Seule is a lone woman: She lives alone, works alone, talks alone, plays alone, takes breakfast alone, eats alone, takes dinner alone, sleeps alone, dreams alone, walks alone, runs alone, smiles alone, smokes alone, cries alone, drinks alone , dresses herself alone, undresses alone, shower alone, she looks at herself alone, she imagines herself alone, but she never feels lonely …
In poetic (and slightly NSFW) short Seule from Spanish filmmaker Toño Chouza, a woman laments a past devoid of playful pleasure and sets her sights on future fulfilment where loneliness is a reality but never a burden.

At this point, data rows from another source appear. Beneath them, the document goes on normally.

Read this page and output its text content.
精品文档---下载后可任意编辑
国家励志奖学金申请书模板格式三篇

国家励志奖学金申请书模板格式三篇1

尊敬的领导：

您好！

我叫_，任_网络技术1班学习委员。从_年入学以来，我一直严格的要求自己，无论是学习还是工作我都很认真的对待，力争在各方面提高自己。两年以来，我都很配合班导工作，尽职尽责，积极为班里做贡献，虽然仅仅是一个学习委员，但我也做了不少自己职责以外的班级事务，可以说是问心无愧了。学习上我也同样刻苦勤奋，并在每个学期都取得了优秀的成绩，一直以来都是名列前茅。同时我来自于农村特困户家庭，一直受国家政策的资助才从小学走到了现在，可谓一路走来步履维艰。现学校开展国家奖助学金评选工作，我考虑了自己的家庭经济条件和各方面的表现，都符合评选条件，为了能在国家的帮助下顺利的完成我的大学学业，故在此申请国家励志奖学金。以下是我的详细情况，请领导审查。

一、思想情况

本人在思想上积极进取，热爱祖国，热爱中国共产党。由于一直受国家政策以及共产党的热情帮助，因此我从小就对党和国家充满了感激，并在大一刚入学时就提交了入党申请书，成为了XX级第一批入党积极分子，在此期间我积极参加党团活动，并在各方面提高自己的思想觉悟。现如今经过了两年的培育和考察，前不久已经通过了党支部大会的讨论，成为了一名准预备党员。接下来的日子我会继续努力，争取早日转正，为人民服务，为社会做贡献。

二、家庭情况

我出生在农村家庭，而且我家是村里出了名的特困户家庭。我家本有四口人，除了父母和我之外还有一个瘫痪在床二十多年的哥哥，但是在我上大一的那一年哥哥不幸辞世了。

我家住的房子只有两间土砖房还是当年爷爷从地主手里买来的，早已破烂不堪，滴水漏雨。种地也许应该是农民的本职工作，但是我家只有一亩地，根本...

To craft the script for his brief sensual narrative, Chouza turned to surrealist formal writing techniques:
“Seule needed to have a sincere text, with just the exact dose of poetry not to be too tiresome. I decided to compose the text through a mechanism used by surrealists, automatic writing. I unloaded myself from all burdens and wrote whatever came to my mind. Then, just as with an exquisite corpse, also a surrealist technique, I linked ideas, sentences, etc. and created a text whose final form came to life during the editing process.”
The writing, Canon 7D shoot and edit for Seule took place over the course of a single day and the film went on to net Best Microfilm at the European Shortfilm Festival.